We talked a little to Luc on how he came to be involved in workplace design and what his favourite Herman Miller product is (of course!)
How did you come to be involved in workplace design? I hold a master in Business Management and actually didn’t know anything about workplace design initially. In 2002 I joined Veldhoen + Company who are strategic workstyle consultants. Looking at improving the way people and companies work. This includes IT and work environments. As a result I became very fascinated by the impact different environments have on people. Many people do not enjoy work while being productive at the same time.
How do you approach a brief or new project? By challenging the status quo and focusing on the future. You can’t resolve problems with the same mind-set that created it. If you build for the future, your thinking has to be revolutionary.
What inspires you in this field? People. The impact that a change of work style has on them. I love the experience of people working in a dramatically different way and enjoying it.
What is your favourite Herman Miller design? I personally love design but as an important aspect in the whole loop of changes that is needed to make work effective and joyful. Functionality is most important. And design needs to inspire people. If I have to pick one Herman Miller design I like it’s the Eames Lounge and Ottoman as it supports thinking and reflection time. Crucial for creating the future.
Read below an except from Luc's article for Album One: Independent Thoughts.
It’s not about the building: Introduction to activity based working (abridged)
Today our economies are based on innovation and change. Organisations cannot move forward by standing still. One of the key challenges of management is to design flexible organisations that replace vertical hierarchies with horizontal networks, linking traditional functions and forming strategic partnerships with suppliers, clients and even competitors. The tools of this age give us nearly limitless flexibility and mobility. As a result we are no longer tied to a desk, an office, or indeed regular office hours to acquire, process and distribute information. This ability to work anywhere begs the question: what is the office for?
The primary function of an office is shifting from a factory where we process information, to a hub where we collaborate, share and learn. The philosophy of activity based working (ABW) is to give every employee the freedom to work in the most natural way to produce quality outcomes for their clients, and their organisation. In doing so, work becomes more enjoyable, more efficient, and more effective, benefitting one and all. It might sound simple, but the impact and consequences for our working behaviours are enormous.

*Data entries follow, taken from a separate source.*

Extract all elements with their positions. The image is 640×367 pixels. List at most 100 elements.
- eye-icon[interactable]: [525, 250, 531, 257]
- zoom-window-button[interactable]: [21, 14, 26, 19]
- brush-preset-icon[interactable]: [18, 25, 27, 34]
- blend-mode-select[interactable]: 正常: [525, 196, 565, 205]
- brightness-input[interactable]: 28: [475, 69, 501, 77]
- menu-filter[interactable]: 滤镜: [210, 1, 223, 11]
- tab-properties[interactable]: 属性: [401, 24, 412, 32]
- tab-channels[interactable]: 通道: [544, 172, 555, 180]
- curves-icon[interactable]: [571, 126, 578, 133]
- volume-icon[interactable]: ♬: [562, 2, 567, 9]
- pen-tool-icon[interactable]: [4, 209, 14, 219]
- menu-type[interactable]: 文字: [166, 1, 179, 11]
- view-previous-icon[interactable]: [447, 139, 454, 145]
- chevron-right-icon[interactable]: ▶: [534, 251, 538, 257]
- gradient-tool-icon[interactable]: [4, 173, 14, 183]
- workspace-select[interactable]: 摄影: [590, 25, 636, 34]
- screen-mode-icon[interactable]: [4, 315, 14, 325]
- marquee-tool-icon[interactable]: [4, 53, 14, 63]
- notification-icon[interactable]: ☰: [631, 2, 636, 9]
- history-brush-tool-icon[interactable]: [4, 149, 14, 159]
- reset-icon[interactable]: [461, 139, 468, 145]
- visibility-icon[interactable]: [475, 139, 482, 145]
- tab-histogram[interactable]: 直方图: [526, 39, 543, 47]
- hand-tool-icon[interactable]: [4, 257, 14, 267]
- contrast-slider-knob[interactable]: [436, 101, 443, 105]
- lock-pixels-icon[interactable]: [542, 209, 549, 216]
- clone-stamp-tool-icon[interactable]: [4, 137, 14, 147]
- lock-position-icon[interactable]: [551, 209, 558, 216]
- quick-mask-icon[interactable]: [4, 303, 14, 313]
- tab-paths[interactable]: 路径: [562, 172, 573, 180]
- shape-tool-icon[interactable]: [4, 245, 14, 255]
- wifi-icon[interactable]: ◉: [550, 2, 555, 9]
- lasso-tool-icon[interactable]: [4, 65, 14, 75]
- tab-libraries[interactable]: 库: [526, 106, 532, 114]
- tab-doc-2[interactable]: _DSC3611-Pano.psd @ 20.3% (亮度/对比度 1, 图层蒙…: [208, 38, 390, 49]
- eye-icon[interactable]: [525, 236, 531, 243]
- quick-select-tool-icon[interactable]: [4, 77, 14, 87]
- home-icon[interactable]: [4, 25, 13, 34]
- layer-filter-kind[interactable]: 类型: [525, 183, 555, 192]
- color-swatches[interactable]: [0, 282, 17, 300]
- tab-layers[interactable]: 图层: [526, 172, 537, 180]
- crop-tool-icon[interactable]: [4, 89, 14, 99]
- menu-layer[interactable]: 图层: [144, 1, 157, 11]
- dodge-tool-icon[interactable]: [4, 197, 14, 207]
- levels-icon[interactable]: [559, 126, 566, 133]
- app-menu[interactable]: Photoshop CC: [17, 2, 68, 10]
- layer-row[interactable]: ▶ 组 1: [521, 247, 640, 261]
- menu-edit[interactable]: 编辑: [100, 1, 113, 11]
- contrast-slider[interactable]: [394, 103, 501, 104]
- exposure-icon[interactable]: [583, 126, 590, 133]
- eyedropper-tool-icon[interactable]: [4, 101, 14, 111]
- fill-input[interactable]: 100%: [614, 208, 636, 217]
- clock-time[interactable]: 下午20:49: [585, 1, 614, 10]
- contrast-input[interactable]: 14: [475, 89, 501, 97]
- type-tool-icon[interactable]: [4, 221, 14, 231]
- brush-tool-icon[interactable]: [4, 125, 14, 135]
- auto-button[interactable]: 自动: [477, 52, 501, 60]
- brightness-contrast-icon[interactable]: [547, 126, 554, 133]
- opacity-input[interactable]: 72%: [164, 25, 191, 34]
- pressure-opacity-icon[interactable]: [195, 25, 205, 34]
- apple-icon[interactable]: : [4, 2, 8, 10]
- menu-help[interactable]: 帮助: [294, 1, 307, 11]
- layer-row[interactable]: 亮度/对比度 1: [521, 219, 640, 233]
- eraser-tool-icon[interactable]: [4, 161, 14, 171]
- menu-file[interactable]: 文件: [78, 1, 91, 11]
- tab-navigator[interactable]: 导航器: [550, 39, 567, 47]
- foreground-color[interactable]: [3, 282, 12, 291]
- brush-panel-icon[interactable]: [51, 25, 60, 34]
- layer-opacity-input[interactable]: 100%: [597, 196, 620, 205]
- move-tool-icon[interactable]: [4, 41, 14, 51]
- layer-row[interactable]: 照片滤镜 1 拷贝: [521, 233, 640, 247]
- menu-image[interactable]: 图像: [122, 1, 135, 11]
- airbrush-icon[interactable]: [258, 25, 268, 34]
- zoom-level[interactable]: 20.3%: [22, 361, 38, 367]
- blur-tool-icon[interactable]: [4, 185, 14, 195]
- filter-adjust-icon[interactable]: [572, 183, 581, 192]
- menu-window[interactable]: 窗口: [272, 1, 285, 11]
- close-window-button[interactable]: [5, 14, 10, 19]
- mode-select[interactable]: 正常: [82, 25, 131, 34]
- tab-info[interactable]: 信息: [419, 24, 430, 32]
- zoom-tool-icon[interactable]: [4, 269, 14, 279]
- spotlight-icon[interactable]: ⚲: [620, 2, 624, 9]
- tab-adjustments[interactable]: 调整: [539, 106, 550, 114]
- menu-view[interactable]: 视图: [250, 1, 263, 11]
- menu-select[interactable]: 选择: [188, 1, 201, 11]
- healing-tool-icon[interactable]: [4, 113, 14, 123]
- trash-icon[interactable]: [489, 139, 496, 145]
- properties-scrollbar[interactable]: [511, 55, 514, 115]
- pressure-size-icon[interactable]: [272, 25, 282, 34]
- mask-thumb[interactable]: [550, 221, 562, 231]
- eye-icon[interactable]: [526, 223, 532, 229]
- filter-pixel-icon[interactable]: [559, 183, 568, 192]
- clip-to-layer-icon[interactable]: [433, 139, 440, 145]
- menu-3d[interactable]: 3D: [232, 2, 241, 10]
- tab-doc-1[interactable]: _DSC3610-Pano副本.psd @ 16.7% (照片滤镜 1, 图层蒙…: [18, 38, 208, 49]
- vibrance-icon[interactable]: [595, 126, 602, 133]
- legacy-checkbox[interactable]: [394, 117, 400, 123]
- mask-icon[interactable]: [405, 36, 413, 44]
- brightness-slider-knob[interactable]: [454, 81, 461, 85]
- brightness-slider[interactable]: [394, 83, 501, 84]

ABW challenges unnecessary rules and procedures, permanent workplaces, and regular working hours. It promotes knowledge sharing, more pervasive collaboration, personal accountability, and entrepreneurship. From this, we see increased engagement and cross functional collaboration that breaks down silos and unifies organisations, improves employee satisfaction and therefore increases productivity. In contrast to Europe, the ABW concept is relatively new in Asia Pacific. In 2008, Macquarie Bank and Commonwealth Bank were the first companies to successfully implement activity based working in Sydney, Australia. However the success of these projects has lead to a buzz around ABW that risks reducing ABW to mere hype, drawing parallels between ABW and hot-desking.
ABW is much more than this, and the real benefits can only be assured when ABW is implemented in an integrated way with the right focus on the virtual environment (technology and information management), the physical environment (the physical fit-out) and the so called behavioural environment (people and culture). All of this needs to be supported by a change management program that ensures it’s not a hollow and intellectual change, but is truly embedded in how we work and lead differently in the future. Implemented effectively, ABW is truly a workstyle for today.